Ci è capitato tra le mani “Sinistre. Un secolo di divisioni”, di Paolo Pombeni, edizioni Il Mulino, uno di quei libri che vanno letti dalla fine per poter capire quale sia il vero intento dell’autore, che mantiene sempre celato il suo personale punto di vista salvo lanciare qualche frecciatina o qualche spunto per una riflessione interna alla sinistra. In un certo senso, il professore emerito dell’Alma Mater Studiorum di Bologna rimane accademico e se ne tira un po’ fuori, collazionando però un testo oltremodo utile a chi voglia ricontestualizzare una serie di avvenimenti e personaggi con l’occhio lucido dello storico.
I nomi e i fatti sono tanti, tantissimi, ma è perché in questo srotolarsi di sforzi interpretativi che comincia con l’apertura alle forze borghesi e la formazione delle coscienze socialiste del primo decennio del Novecento, racconta i comunisti puri di Bordiga, Bombacci, Gramsci e Terracini finendo con Berlinguer, Craxi e Renzi sino ai giorni nostri, che si spiegano e si dispiegano i meccanismi di pensiero “che avrebbero voluto vedere i Soviet organizzati in Italia”. Parlano i retroscena, che oggi diremmo congressuali, di partiti che si sono evoluti in partiti rivoluzionari della classe operaia, come i primi Socialisti da una parte, e in partiti a vocazione egemonica quale fu costantemente il Partito Comunista dall’altra.

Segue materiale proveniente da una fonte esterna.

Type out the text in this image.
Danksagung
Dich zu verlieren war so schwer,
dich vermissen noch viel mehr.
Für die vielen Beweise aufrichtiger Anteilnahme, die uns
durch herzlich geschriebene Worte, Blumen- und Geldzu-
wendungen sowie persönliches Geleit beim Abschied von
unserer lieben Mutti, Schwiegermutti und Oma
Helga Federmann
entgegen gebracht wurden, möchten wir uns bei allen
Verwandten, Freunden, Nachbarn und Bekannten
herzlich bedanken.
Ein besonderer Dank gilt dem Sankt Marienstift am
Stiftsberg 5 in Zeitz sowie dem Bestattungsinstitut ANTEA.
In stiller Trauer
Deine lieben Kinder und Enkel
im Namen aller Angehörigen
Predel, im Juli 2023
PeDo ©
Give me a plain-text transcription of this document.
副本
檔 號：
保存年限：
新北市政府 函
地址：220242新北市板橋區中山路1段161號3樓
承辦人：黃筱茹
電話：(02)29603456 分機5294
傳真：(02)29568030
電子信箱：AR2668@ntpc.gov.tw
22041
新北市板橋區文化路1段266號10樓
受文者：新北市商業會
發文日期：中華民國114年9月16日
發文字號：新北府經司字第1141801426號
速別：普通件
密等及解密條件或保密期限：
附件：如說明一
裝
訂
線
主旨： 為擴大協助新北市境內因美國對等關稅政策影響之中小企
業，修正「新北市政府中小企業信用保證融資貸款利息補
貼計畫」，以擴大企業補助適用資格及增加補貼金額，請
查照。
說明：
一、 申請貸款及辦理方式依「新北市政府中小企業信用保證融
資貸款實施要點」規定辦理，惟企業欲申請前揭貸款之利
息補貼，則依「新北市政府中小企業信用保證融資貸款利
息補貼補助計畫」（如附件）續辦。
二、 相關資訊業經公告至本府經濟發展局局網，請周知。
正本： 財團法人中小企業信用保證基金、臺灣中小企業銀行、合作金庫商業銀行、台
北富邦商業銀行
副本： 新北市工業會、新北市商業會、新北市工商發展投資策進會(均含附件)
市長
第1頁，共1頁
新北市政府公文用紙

Colpiscono la fase Togliatti e il “problema dell’insurrezione”, spina nel fianco permanente della sinistra dalle due anime antitetiche, di cui una sempre contraria alla violenza e alla dittatura di qualsiasi colore, e l’altra più rivoluzionaria dove nascono i modi espressivi poi divenuti gergo delle Brigate Rosse. Colpisce altresì, per l’onestà divulgativa, l’intermezzo sulla nascita dell’uso comune del termine “intellettuale”, o meglio dell’intellettuale che deve necessariamente essere “engagé”, schierato politicamente, e dichiararsi antifascista, costume ancora oggi in voga a riprova che esiste un circolo vizioso di supremazia culturale dal quale la sinistra, definita “folcloristica”, non riesce o non vuole ancora uscire e che da decenni va a braccetto con “il partito ghetto”.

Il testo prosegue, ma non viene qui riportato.